March 28, 2017 at 4:12 | Registered Commenternuntym
nuntym:

<< I mark them with an x instead of a • like I usually do to distinguish to myself this mode of FAF. These "reverse stand-out" items I then re-word, schedule for "focus time", delegate, remove, or outright just do. >>

That sounds a good approach and presumably would work with other systems as well. Can I just confirm that you are identifying and taking action on the "reverse items" one at a time, rather than identifying them all at once and then dealing with them in bulk?
March 28, 2017 at 12:34 | Registered CommenterMark Forster
Mark Forster:

Yes, only one at a time, just like I am doing FAF but choosing a different kind of tasks.

And yes I agree that this might just work with other systems as well. And the thing is, you would still be following the rules of whatever system you use this tweak on.
March 28, 2017 at 19:11 | Registered Commenternuntym
nuntym:

I must try it out when Lent is over - I'm getting quite a list!
March 28, 2017 at 20:17 | Registered CommenterMark Forster
I like the idea of "reverse stand-out". It changes the goal.

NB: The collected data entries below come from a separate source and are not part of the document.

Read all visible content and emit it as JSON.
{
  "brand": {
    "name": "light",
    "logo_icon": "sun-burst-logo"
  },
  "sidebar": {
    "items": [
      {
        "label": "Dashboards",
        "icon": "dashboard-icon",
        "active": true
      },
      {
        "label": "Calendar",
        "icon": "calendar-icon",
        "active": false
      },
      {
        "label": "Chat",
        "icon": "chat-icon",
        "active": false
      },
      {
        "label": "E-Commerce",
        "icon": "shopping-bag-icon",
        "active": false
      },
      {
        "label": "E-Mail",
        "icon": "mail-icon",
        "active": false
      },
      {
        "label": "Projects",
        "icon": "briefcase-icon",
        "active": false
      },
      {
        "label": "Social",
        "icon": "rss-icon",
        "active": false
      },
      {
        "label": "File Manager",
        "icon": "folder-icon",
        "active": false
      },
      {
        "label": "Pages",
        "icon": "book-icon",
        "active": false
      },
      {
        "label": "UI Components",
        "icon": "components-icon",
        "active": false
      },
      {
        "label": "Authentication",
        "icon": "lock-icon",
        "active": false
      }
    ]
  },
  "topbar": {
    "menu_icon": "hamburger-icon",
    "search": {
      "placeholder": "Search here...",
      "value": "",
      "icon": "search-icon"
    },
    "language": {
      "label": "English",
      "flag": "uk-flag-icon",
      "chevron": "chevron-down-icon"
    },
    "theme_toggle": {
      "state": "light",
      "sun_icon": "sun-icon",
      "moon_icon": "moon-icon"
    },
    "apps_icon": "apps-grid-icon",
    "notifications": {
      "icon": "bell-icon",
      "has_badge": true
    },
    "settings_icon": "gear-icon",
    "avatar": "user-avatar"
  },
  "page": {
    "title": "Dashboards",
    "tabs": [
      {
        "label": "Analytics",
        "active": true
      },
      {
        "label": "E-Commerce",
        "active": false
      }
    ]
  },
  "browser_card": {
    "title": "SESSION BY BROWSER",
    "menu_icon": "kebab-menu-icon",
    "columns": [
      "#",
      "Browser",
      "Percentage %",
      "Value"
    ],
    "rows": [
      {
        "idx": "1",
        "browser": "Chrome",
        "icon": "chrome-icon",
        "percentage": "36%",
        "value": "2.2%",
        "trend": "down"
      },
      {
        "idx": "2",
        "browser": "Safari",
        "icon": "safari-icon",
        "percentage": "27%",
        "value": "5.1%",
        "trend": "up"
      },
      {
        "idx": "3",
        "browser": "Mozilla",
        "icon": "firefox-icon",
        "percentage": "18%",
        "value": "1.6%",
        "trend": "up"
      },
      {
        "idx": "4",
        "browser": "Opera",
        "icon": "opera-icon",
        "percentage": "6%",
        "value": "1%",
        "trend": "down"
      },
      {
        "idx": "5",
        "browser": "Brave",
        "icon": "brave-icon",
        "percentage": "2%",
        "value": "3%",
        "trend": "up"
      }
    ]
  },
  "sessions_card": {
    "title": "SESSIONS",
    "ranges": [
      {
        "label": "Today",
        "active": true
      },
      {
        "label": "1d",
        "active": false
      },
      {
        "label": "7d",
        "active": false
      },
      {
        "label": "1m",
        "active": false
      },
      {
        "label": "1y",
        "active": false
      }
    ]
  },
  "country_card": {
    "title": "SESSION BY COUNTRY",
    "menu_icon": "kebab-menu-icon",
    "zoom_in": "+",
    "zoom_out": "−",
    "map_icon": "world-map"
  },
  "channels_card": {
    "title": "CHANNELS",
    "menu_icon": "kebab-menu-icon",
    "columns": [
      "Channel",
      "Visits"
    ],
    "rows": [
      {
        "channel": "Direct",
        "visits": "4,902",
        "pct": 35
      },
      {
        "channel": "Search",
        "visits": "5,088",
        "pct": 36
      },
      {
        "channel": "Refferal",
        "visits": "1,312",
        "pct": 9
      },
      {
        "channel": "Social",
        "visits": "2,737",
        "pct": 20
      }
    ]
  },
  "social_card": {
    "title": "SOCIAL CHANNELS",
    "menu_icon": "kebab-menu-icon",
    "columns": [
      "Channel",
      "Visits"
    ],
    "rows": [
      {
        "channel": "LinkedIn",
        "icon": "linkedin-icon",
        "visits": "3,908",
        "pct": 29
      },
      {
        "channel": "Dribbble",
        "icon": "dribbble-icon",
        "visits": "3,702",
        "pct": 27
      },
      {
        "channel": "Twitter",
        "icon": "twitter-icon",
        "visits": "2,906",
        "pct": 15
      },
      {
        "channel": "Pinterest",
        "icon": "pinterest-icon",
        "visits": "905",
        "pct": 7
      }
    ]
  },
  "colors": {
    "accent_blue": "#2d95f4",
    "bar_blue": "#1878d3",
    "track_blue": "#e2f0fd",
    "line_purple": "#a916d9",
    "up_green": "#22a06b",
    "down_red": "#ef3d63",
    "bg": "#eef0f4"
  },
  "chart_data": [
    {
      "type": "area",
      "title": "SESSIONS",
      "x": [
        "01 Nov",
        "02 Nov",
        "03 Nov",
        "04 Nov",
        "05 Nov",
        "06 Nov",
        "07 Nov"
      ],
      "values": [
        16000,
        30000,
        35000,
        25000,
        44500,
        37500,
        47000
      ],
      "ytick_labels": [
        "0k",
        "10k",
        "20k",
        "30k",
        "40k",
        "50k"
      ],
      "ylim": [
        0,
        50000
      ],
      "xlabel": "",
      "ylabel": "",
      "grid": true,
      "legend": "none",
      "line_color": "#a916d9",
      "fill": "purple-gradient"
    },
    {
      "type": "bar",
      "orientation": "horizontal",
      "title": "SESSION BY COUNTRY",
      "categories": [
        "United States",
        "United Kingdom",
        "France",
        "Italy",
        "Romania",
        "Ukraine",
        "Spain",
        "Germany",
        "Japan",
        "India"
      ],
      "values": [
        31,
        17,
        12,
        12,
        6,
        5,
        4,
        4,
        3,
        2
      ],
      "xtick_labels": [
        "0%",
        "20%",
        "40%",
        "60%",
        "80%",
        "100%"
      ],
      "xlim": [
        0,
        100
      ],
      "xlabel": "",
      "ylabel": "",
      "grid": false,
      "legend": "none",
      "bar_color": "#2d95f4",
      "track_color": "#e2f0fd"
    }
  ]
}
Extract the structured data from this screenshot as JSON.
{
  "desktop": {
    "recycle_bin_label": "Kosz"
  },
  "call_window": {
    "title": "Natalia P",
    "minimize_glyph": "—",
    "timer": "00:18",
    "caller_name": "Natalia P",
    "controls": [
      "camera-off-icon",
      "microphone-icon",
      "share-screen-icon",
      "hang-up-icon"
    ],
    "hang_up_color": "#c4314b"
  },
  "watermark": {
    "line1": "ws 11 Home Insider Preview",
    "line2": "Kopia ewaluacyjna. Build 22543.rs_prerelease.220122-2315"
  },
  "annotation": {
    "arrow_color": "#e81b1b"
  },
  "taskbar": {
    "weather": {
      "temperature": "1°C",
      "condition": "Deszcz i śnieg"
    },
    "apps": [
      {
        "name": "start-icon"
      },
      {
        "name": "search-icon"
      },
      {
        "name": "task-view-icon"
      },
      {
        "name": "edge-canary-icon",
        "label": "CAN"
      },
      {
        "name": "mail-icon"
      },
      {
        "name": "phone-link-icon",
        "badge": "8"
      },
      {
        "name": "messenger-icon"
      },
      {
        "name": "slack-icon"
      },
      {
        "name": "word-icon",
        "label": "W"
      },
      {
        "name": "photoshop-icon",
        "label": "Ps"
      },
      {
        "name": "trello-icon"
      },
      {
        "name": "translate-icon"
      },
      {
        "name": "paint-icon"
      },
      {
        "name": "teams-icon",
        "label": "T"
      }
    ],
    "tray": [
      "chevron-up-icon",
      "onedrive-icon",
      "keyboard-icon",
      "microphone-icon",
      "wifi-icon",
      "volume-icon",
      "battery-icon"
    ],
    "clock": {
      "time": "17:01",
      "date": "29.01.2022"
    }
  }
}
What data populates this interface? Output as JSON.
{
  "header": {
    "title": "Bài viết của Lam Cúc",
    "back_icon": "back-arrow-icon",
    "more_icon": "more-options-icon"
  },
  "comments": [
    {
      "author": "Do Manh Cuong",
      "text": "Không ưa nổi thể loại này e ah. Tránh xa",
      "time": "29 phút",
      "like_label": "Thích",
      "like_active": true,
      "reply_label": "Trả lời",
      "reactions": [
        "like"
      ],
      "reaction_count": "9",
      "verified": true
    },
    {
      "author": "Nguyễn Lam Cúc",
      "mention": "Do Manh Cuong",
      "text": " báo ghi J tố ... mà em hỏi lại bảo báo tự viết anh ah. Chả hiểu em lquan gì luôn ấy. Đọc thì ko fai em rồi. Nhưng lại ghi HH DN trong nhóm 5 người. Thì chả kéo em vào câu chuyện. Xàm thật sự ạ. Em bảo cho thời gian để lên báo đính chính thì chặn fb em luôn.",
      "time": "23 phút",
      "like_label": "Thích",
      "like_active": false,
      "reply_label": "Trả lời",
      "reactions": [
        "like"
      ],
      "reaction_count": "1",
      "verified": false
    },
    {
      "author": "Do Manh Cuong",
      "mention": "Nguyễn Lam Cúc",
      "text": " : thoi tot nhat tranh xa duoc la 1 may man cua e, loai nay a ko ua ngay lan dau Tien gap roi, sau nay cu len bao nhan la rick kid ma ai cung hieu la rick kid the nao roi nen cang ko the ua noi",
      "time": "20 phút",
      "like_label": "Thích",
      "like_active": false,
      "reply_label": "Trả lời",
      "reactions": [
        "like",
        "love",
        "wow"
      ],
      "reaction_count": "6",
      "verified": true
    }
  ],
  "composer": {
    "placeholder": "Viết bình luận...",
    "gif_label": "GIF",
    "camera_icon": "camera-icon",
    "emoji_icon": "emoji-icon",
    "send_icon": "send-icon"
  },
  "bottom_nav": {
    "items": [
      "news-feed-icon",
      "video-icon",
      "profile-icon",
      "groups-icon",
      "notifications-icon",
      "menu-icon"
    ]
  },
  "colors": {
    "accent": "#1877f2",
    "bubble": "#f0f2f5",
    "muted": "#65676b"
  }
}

Instead of trying to do the project you're resisting (something you've already discovered doesn't work, at least for this one), the task becomes, "Find what is making me resist the project and take appropriate action."

That's much more doable, and the result is a project you'll actually do (or be happy not doing).
April 10, 2017 at 20:17 | Registered CommenterCricket
@Cricket:

"I like the idea of "reverse stand-out". It changes the goal."

I agree! Or, more exactly, I think it is the "change of goal" that is its main strength, in that when you go "reverse FAF" you look at the list in a new light, and the list becomes fresh again.

But Mark Forster gave me a new idea when he mentioned dealing tasks in bulk. They still are in the preliminary testing phase, and yes the system still is FAF albeit with some addons, but the tweaks are looking promising. They seem to give FAF the advantages of FVP, the Next Hour, and maybe even SuperFocus, as well as deliver what I had been looking for in previous systems that I had made like CAF, yet totally retain the feel of AF1 and the advantages of FAF.
April 10, 2017 at 21:28 | Registered Commenternuntym
Everytime I have used this tweak my most resisted upon tasks kept on getting done, so even though I have been using this for only 5 days I decided to post about it and see what others think. I don't have a name to call it yet, you guys think of one.

1. Decide on a context, period of time, purpose, or what not for doing your tasks. For example: "I want to do what I can in one hour", "I want to clean my home", "I want to do all the things I need to do on the computer," etc.

2. Scan your whole FAF list and dot • the tasks that fit your context/time period/purpose.

3. Start from the beginning and do vanilla FAF, marking the tasks that are ready to be done with an ✗. Note that you have no obligation to ✗ the tasks you have marked with •.

4. You can always mark more tasks that fit your context/time period/purpose with • even while doing FAF, but all tasks marked with • must be dealt with before you decide on another context/time period/purpose.

So what this tweak does is that it gives you a push to do the tasks you marked, but in my opinion it has the perfect balance between leniency and urgency. It is lenient in that you do not need to do the marked tasks right away, but urgent in that it won't let you start another "session" of context/time period/purpose without finishing the tasks you have marked with •.

From these descriptions I hope you can see what I mean when I said it has the advantages of Next Hour, FVP, and even SuperFocus, while retaining the feel and advantages of FAF.

And oh yes I still do "reverse stand-out" but I now see it as a possible session using this tweak.